Classify your systems. Determine which systems are high-risk under Annex III. Non-high-risk systems have lighter obligations. Misclassification in either direction creates risk -- under-classification creates compliance exposure; over-classification wastes engineering resources.
Implement automatic logging (Article 12). Logging is the foundation. Decision traces, performance monitoring, human oversight records, and incident documentation all depend on logging infrastructure. Build it first.
Externalize and version decision logic. Articles 9, 11, and 13 all depend on the ability to identify, version, and retrieve the logic governing system behavior. Extracting decision rules from prompts, application code, or model weights into versioned, auditable artifacts is typically the highest-effort work item.
Build human oversight mechanisms (Article 14). Override capabilities, stop mechanisms, and comprehensible output formats. These are engineering features that require design, implementation, and testing.
Compile technical documentation (Article 11). With logging, versioned rules, and oversight mechanisms in place, the Annex IV documentation can be compiled from evidence rather than reconstructed from memory.
Conduct risk management and data governance reviews (Articles 9, 10). Formalize the risk register, document training data provenance, conduct bias examinations. These benefit from having the logging and documentation infrastructure already in place.
Perform conformity assessment and apply CE marking. The self-assessment verifies that all preceding work is complete and the system satisfies the applicable requirements.

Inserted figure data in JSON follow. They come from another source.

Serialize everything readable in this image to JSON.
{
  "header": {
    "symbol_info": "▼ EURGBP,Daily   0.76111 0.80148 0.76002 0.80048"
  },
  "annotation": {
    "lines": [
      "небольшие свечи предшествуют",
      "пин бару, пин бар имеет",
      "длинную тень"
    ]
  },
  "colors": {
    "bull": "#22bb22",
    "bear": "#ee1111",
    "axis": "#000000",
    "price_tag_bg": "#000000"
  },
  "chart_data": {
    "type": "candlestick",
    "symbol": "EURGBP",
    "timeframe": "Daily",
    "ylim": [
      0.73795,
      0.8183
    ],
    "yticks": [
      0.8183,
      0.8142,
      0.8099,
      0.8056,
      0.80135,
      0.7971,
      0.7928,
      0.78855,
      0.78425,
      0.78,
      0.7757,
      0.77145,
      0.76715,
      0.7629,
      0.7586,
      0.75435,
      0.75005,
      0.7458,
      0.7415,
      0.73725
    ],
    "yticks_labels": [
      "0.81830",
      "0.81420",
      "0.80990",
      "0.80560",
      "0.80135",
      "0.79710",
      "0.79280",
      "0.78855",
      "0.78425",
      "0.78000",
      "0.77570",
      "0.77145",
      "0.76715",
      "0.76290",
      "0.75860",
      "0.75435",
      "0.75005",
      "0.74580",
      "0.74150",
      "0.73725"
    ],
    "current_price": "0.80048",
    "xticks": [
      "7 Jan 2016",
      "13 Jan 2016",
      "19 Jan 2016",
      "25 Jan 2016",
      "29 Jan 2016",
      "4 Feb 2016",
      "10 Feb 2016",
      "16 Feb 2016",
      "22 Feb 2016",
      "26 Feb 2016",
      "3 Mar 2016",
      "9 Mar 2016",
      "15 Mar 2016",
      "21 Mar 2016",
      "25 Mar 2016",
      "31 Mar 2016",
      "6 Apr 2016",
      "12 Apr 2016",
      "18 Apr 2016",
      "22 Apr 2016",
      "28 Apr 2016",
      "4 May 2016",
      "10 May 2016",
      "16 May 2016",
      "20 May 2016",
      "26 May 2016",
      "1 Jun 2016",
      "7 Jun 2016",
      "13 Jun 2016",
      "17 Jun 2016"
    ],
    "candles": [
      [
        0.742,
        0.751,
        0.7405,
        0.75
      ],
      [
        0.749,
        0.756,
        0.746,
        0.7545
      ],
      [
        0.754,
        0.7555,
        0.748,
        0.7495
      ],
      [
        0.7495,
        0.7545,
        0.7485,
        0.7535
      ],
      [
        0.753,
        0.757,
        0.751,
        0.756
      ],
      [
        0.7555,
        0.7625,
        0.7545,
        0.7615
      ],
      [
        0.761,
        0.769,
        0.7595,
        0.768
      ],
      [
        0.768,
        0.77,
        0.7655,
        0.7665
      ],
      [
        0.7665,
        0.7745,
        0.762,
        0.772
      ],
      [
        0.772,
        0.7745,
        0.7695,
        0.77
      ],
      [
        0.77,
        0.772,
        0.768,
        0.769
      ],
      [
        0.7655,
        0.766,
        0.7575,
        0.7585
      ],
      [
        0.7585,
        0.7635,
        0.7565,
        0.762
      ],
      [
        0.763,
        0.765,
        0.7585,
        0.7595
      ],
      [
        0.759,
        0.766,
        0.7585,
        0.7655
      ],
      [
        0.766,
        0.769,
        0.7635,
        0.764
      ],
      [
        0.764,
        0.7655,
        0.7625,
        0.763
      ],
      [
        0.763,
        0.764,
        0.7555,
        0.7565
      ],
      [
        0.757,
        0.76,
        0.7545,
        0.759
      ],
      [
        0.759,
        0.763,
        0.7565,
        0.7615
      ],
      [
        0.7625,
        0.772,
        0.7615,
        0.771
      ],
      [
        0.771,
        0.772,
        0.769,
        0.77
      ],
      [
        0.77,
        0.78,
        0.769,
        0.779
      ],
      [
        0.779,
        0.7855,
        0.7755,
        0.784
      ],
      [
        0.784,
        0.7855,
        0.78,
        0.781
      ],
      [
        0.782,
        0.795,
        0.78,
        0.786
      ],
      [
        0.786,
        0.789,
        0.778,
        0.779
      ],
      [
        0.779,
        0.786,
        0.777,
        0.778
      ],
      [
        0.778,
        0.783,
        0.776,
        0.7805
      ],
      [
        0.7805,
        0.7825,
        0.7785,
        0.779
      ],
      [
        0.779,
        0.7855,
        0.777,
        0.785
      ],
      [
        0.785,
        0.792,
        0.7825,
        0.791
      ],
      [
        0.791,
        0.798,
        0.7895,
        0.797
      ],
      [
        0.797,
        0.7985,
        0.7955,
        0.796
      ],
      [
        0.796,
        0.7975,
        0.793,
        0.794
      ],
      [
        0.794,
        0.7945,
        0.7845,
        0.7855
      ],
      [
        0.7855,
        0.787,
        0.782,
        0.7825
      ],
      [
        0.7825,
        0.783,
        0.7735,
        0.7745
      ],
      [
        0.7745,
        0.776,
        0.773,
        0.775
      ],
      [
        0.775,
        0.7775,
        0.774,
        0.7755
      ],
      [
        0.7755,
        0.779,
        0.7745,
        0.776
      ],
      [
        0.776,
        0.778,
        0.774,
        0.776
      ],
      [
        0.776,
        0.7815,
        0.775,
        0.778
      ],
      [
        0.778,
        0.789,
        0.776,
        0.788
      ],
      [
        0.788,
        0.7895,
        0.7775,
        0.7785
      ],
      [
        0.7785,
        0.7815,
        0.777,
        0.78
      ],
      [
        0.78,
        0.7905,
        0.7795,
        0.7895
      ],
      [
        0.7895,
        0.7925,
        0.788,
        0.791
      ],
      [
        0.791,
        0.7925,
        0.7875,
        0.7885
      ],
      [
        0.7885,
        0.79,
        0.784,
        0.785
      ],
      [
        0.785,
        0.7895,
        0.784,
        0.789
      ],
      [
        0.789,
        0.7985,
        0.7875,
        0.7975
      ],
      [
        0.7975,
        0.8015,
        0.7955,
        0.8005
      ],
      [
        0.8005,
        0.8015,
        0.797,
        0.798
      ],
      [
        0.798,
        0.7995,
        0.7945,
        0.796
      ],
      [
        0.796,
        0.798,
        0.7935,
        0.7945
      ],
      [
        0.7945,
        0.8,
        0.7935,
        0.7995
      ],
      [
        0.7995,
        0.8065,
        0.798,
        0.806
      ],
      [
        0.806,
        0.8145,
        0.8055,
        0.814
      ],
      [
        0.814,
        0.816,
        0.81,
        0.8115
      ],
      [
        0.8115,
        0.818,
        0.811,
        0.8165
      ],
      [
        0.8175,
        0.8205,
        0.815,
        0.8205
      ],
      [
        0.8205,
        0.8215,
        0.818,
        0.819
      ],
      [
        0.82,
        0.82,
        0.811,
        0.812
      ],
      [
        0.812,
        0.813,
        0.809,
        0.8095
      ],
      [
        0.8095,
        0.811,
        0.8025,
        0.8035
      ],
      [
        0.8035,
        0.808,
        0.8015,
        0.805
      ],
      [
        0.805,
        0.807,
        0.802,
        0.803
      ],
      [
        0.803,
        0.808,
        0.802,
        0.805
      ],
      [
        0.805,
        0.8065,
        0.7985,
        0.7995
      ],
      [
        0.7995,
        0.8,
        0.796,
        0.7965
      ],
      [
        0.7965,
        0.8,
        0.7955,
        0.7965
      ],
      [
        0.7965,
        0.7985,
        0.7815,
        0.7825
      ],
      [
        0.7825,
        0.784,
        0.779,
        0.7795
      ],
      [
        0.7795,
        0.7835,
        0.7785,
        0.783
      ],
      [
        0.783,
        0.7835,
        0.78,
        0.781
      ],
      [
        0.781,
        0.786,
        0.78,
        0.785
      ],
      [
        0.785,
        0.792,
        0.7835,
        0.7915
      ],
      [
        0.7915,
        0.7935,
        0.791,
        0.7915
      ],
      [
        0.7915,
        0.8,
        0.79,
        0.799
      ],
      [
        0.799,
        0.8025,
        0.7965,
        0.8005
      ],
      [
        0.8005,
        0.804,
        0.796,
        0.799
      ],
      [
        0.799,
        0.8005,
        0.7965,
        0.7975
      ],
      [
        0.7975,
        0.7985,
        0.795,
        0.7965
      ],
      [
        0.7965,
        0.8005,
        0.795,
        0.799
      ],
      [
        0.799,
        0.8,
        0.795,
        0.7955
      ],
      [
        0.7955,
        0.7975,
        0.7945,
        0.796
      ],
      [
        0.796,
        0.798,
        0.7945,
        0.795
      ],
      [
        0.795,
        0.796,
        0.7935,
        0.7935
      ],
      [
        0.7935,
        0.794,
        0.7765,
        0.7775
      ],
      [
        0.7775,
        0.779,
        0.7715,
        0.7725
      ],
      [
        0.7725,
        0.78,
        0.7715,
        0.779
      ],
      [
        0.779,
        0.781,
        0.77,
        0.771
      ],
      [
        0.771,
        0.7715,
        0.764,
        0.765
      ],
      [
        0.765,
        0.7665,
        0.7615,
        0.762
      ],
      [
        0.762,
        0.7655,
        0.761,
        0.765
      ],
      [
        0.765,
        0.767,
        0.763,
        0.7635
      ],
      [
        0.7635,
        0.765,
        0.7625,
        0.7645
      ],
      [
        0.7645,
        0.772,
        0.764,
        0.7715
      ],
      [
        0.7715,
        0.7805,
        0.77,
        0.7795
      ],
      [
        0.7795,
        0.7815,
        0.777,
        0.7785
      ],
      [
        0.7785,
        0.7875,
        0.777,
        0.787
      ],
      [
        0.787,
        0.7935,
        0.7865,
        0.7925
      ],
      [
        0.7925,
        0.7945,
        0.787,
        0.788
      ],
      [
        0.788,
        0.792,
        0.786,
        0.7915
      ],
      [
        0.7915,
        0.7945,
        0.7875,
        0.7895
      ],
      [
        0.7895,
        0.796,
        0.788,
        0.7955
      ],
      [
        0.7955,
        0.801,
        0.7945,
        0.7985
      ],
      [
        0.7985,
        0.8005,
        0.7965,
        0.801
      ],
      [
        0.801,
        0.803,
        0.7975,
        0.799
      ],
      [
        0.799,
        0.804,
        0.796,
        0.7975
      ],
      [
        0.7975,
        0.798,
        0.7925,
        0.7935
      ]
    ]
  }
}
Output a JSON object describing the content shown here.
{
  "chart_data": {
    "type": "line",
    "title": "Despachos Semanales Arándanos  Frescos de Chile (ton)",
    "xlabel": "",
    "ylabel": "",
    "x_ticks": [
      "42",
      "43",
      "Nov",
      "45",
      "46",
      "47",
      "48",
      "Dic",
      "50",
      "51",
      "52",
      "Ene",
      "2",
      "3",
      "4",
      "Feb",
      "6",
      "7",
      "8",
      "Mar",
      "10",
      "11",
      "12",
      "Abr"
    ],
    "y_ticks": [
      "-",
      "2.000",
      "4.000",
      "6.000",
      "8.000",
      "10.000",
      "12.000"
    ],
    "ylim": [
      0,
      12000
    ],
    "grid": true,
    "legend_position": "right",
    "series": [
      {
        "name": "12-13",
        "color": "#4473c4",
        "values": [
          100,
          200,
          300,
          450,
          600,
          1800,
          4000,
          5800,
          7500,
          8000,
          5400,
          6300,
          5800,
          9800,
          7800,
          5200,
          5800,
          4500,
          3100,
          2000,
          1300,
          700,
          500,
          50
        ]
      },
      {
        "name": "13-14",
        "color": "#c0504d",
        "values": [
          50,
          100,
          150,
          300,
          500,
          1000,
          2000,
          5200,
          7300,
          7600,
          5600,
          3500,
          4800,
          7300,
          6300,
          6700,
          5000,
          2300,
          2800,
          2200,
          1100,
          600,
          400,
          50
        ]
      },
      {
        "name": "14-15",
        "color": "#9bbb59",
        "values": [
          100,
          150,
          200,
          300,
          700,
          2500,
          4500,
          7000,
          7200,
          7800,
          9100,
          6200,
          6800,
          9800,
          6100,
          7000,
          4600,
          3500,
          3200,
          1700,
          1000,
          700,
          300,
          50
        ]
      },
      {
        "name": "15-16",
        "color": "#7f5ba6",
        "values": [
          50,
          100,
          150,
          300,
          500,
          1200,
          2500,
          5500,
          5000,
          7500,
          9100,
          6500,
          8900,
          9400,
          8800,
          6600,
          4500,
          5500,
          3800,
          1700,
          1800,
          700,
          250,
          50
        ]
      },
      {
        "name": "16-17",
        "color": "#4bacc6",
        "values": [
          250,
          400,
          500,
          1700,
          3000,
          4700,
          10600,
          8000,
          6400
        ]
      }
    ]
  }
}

Teams that begin this sequence in mid-2026 will not complete it by August. The logging and rule externalization steps alone typically require three to six months for production systems. The compliance deadline is an engineering planning constraint, not a sprint target.

The Engineering Reality

The EU AI Act's Articles 9 through 15 are regulatory text, but their requirements are engineering deliverables. A risk management system is a versioned risk register with linked test cases. Data governance is a documented data pipeline with quality thresholds and bias analysis. Technical documentation is a maintained set of artifacts that describe the system as it currently operates. Automatic logging is an append-only structured event store. Transparency is decision traces with structured explanations. Human oversight is override mechanisms with audit records. Accuracy and robustness are continuous monitoring with drift detection.

None of these capabilities are exotic. All of them exist in well-governed software systems outside the AI domain. What the Act requires is that AI systems be governed with the same rigor that has been standard practice in safety-critical software for decades. The engineering work is substantial, but it is not unprecedented. The deadline, however, is fixed.

For engineering teams assessing their readiness, the diagnostic question is straightforward: for each of Articles 9 through 15, can you produce the required artifact today? Not a plan to produce it. Not a document describing what it will contain. The actual artifact, current, versioned, and backed by the infrastructure that maintains it. Where the answer is no, the gap between today and August 2026 is the scope of the remaining work.